O pedagogo concentrou-se tanto na feitura, na organização, na sistematização do pensamento espiritual, que anulou-se a si próprio (no bom sentido da palavra), chegando, inclusive, a passar desapercebido diante da imensa obra que construiu. Tanto isto é verdade que muitos espíritas, apressados e não-conscienciosos, consideram-no, erroneamente, como um “secretário” dos Espíritos Superiores, um mero “datilógrafo” organizador de pensamentos esparsos ditados por inteligências desencarnadas.
Kardec fez muito, muito mais que isto. Apôs comentários judiciosos em todos os livros básicos, referenciando-os uns aos outros, senão de modo explícito – embora existam alguns desses casos – mas de modo didático. Todavia, o mérito maior do operário Kardec não foi o de “codificar”, isto é, sistematizar seqüencial e logicamente os pensamentos sobre os mais diversos temas e matizes da Espiritualidade. Como costumamos dizer no meio da comunicação social, o mérito de Kardec está nas perguntas, criteriosamente selecionadas e confeccionadas, revivendo o augusto Sócrates em sua maiêutica filosófica. “Quem pergunta quer saber” e Kardec, vez por outra, foi visivelmente “redundante” (para uns), mas metódico e exaustivo (para nós, que passamos a compreender melhor sua obra, a cada vez que sobre ela nos debruçamos). O sucesso de uma entrevista jornalística no presente, não está no gabarito do entrevistado, como única premissa. Que será de um bom tema e de um excelente especialista, se não soubermos, nós comunicadores, extrair dele o manancial de elementos necessários ao deslinde de um dado tema? Kardec foi, pois, exímio na arte de perguntar e, muitas vezes, já pessoalmente satisfeito com as respostas, pensou nos circunstantes, nos leitores, para atrever-se a entabular mais duas, três ou várias perguntas, esmiuçando ainda mais as temáticas.

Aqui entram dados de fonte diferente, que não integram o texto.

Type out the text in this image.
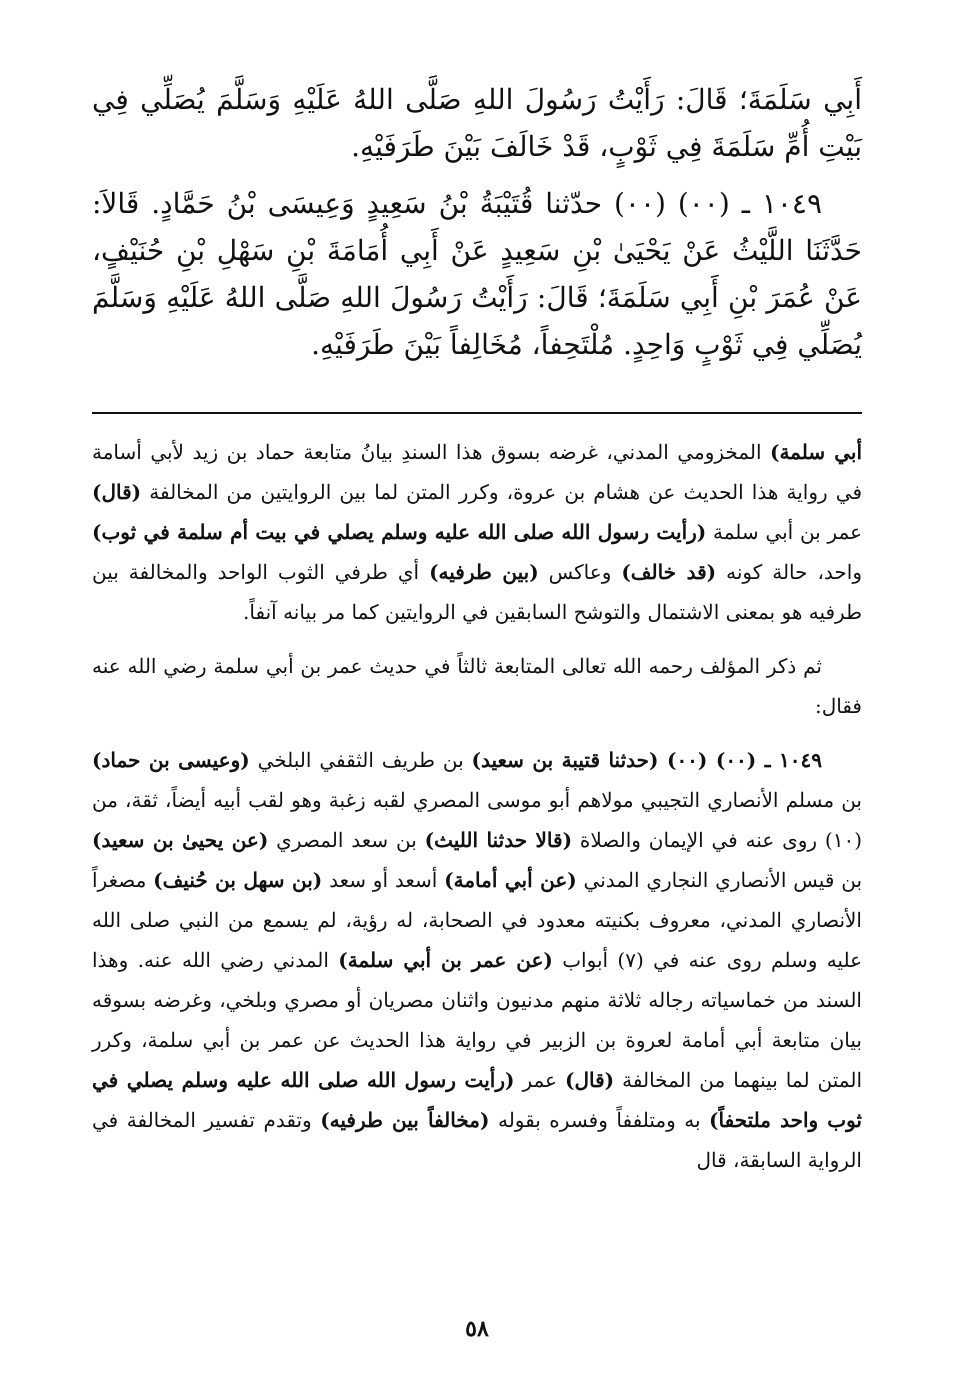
أَبِي سَلَمَةَ؛ قَالَ: رَأَيْتُ رَسُولَ اللهِ صَلَّى اللهُ عَلَيْهِ وَسَلَّمَ يُصَلِّي فِي بَيْتِ أُمِّ سَلَمَةَ فِي ثَوْبٍ، قَدْ خَالَفَ بَيْنَ طَرَفَيْهِ.

١٠٤٩ ـ (٠٠) (٠٠) حدّثنا قُتَيْبَةُ بْنُ سَعِيدٍ وَعِيسَى بْنُ حَمَّادٍ. قَالاَ: حَدَّثَنَا اللَّيْثُ عَنْ يَحْيَىٰ بْنِ سَعِيدٍ عَنْ أَبِي أُمَامَةَ بْنِ سَهْلِ بْنِ حُنَيْفٍ، عَنْ عُمَرَ بْنِ أَبِي سَلَمَةَ؛ قَالَ: رَأَيْتُ رَسُولَ اللهِ صَلَّى اللهُ عَلَيْهِ وَسَلَّمَ يُصَلِّي فِي ثَوْبٍ وَاحِدٍ. مُلْتَحِفاً، مُخَالِفاً بَيْنَ طَرَفَيْهِ.

أبي سلمة) المخزومي المدني، غرضه بسوق هذا السندِ بيانُ متابعة حماد بن زيد لأبي أسامة في رواية هذا الحديث عن هشام بن عروة، وكرر المتن لما بين الروايتين من المخالفة (قال) عمر بن أبي سلمة (رأيت رسول الله صلى الله عليه وسلم يصلي في بيت أم سلمة في ثوب) واحد، حالة كونه (قد خالف) وعاكس (بين طرفيه) أي طرفي الثوب الواحد والمخالفة بين طرفيه هو بمعنى الاشتمال والتوشح السابقين في الروايتين كما مر بيانه آنفاً.

ثم ذكر المؤلف رحمه الله تعالى المتابعة ثالثاً في حديث عمر بن أبي سلمة رضي الله عنه فقال:

١٠٤٩ ـ (٠٠) (٠٠) (حدثنا قتيبة بن سعيد) بن طريف الثقفي البلخي (وعيسى بن حماد) بن مسلم الأنصاري التجيبي مولاهم أبو موسى المصري لقبه زغبة وهو لقب أبيه أيضاً، ثقة، من (١٠) روى عنه في الإيمان والصلاة (قالا حدثنا الليث) بن سعد المصري (عن يحيىٰ بن سعيد) بن قيس الأنصاري النجاري المدني (عن أبي أمامة) أسعد أو سعد (بن سهل بن حُنيف) مصغراً الأنصاري المدني، معروف بكنيته معدود في الصحابة، له رؤية، لم يسمع من النبي صلى الله عليه وسلم روى عنه في (٧) أبواب (عن عمر بن أبي سلمة) المدني رضي الله عنه. وهذا السند من خماسياته رجاله ثلاثة منهم مدنيون واثنان مصريان أو مصري وبلخي، وغرضه بسوقه بيان متابعة أبي أمامة لعروة بن الزبير في رواية هذا الحديث عن عمر بن أبي سلمة، وكرر المتن لما بينهما من المخالفة (قال) عمر (رأيت رسول الله صلى الله عليه وسلم يصلي في ثوب واحد ملتحفاً) به ومتلففاً وفسره بقوله (مخالفاً بين طرفيه) وتقدم تفسير المخالفة في الرواية السابقة، قال

٥٨
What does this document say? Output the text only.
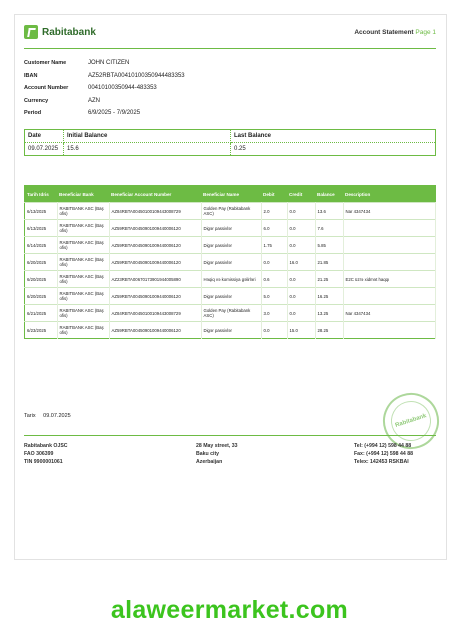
Rabitabank	Account Statement Page 1
Customer Name	JOHN CITIZEN
IBAN	AZ52RBTA00410100350944483353
Account Number	00410100350944-483353
Currency	AZN
Period	6/9/2025 - 7/9/2025
Date	Initial Balance	Last Balance
09.07.2025	15.6	0.25
Tarih Idris	Beneficiar Bank	Beneficiar Account Number	Beneficiar Name	Debit	Credit	Balance	Description
6/13/2025	RABITBANK ASC (Baş ofis)	AZ84RBTA00450100109443008729	Golden Pay (Rabitabank ASC)	2.0	0.0	13.6	Nar 4347434
6/13/2025	RABITBANK ASC (Baş ofis)	AZ59RBTA00450901009440006120	Digər passivlər	6.0	0.0	7.6	
6/14/2025	RABITBANK ASC (Baş ofis)	AZ59RBTA00450901009440006120	Digər passivlər	1.75	0.0	5.85	
6/20/2025	RABITBANK ASC (Baş ofis)	AZ59RBTA00450901009440006120	Digər passivlər	0.0	16.0	21.85	
6/20/2025	RABITBANK ASC (Baş ofis)	AZ23RBTA00670173901944005890	Həqiq və komissiya gəlirləri	0.6	0.0	21.25	E2C üzrə xidmət haqqı
6/20/2025	RABITBANK ASC (Baş ofis)	AZ59RBTA00450901009440006120	Digər passivlər	5.0	0.0	16.25	
6/21/2025	RABITBANK ASC (Baş ofis)	AZ84RBTA00450100109443008729	Golden Pay (Rabitabank ASC)	3.0	0.0	13.25	Nar 4347434
6/23/2025	RABITBANK ASC (Baş ofis)	AZ59RBTA00450901009440006120	Digər passivlər	0.0	15.0	28.25	
Rabitabank
Tarix 09.07.2025
Rabitabank OJSC
FAO 306399
TIN 9900001061
28 May street, 33
Baku city
Azerbaijan
Tel: (+994 12) 598 44 88
Fax: (+994 12) 598 44 88
Telex: 142453 RSKBAI
alaweermarket.com
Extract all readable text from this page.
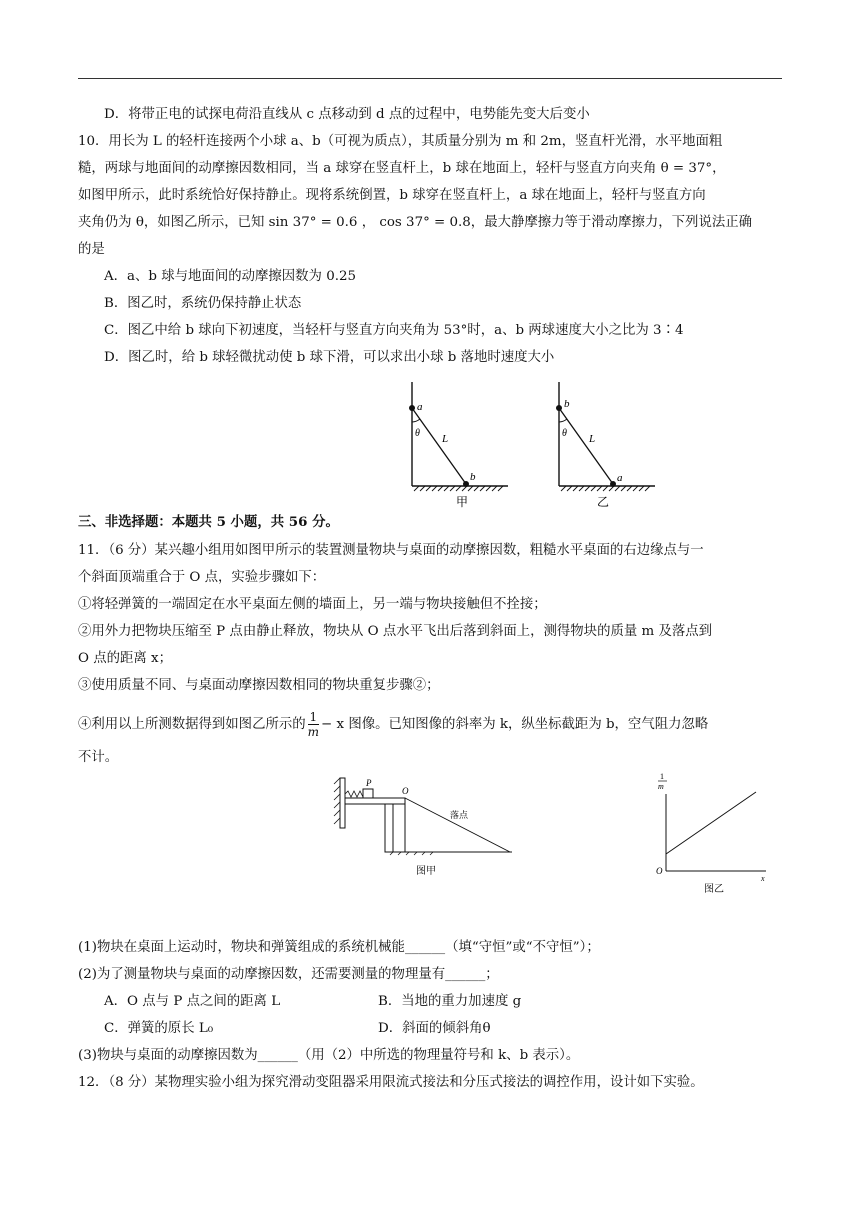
D．将带正电的试探电荷沿直线从 c 点移动到 d 点的过程中，电势能先变大后变小
10．用长为 L 的轻杆连接两个小球 a、b（可视为质点），其质量分别为 m 和 2m，竖直杆光滑，水平地面粗
糙，两球与地面间的动摩擦因数相同，当 a 球穿在竖直杆上，b 球在地面上，轻杆与竖直方向夹角 θ = 37°，
如图甲所示，此时系统恰好保持静止。现将系统倒置，b 球穿在竖直杆上，a 球在地面上，轻杆与竖直方向
夹角仍为 θ，如图乙所示，已知 sin 37° = 0.6 ， cos 37° = 0.8，最大静摩擦力等于滑动摩擦力，下列说法正确
的是
A．a、b 球与地面间的动摩擦因数为 0.25
B．图乙时，系统仍保持静止状态
C．图乙中给 b 球向下初速度，当轻杆与竖直方向夹角为 53°时，a、b 两球速度大小之比为 3∶4
D．图乙时，给 b 球轻微扰动使 b 球下滑，可以求出小球 b 落地时速度大小
a
θ L
b
甲
b
θ L
a
乙
三、非选择题：本题共 5 小题，共 56 分。
11．（6 分）某兴趣小组用如图甲所示的装置测量物块与桌面的动摩擦因数，粗糙水平桌面的右边缘点与一
个斜面顶端重合于 O 点，实验步骤如下：
①将轻弹簧的一端固定在水平桌面左侧的墙面上，另一端与物块接触但不拴接；
②用外力把物块压缩至 P 点由静止释放，物块从 O 点水平飞出后落到斜面上，测得物块的质量 m 及落点到
O 点的距离 x；
③使用质量不同、与桌面动摩擦因数相同的物块重复步骤②；
④利用以上所测数据得到如图乙所示的 $\frac{1}{m} - x$ 图像。已知图像的斜率为 k，纵坐标截距为 b，空气阻力忽略
不计。
P
O
落点
图甲
1
m
O
x
图乙
(1)物块在桌面上运动时，物块和弹簧组成的系统机械能______（填“守恒”或“不守恒”）；
(2)为了测量物块与桌面的动摩擦因数，还需要测量的物理量有______；
A．O 点与 P 点之间的距离 L	B．当地的重力加速度 g
C．弹簧的原长 L₀	D．斜面的倾斜角θ
(3)物块与桌面的动摩擦因数为______（用（2）中所选的物理量符号和 k、b 表示）。
12．（8 分）某物理实验小组为探究滑动变阻器采用限流式接法和分压式接法的调控作用，设计如下实验。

Por isto e tudo mais, nosso grande contributo de gratidão em relação ao seu criterioso trabalho deveria ser direcionado em dois sentidos necessários e solidários:
1) avivar e manter constante a necessidade do estudo de sua obra, superando a mera leitura ou a interpretação do que “disse Kardec” por parte, apenas de palestrantes ou expoentes da escrita; e,
2) providenciar, urgentemente, a atualização dos escritos dos espíritos (e dos comentários kardequianos) à luz das recentes e constantes pesquisas e descobertas científicas, sem, é claro, desnaturar o pensamento e o trabalho pioneiro do mestre druida, realizando a tarefa que os pós-kardequianos até hoje relevaram ao último plano de suas ações. Que este compromisso, assim, figure entre os espíritas esclarecidos do presente, aqueles que hão de manter vivo e útil o magistral esforço daquele que se converteu no galardão da “Alvorada de Luz sobre as Trevas”.
________________
[1] JONES, Maurice Herbert. A síntese kardequiana
[2] JONES, cit.
[3] JONES, cit.
[4] OLIVEIRA FILHO, Astolfo Olegário de. Allan Kardec e a codificação do espiritismo
[5] MOREIRA, Milton Medran. Kardec: o mito e o homem.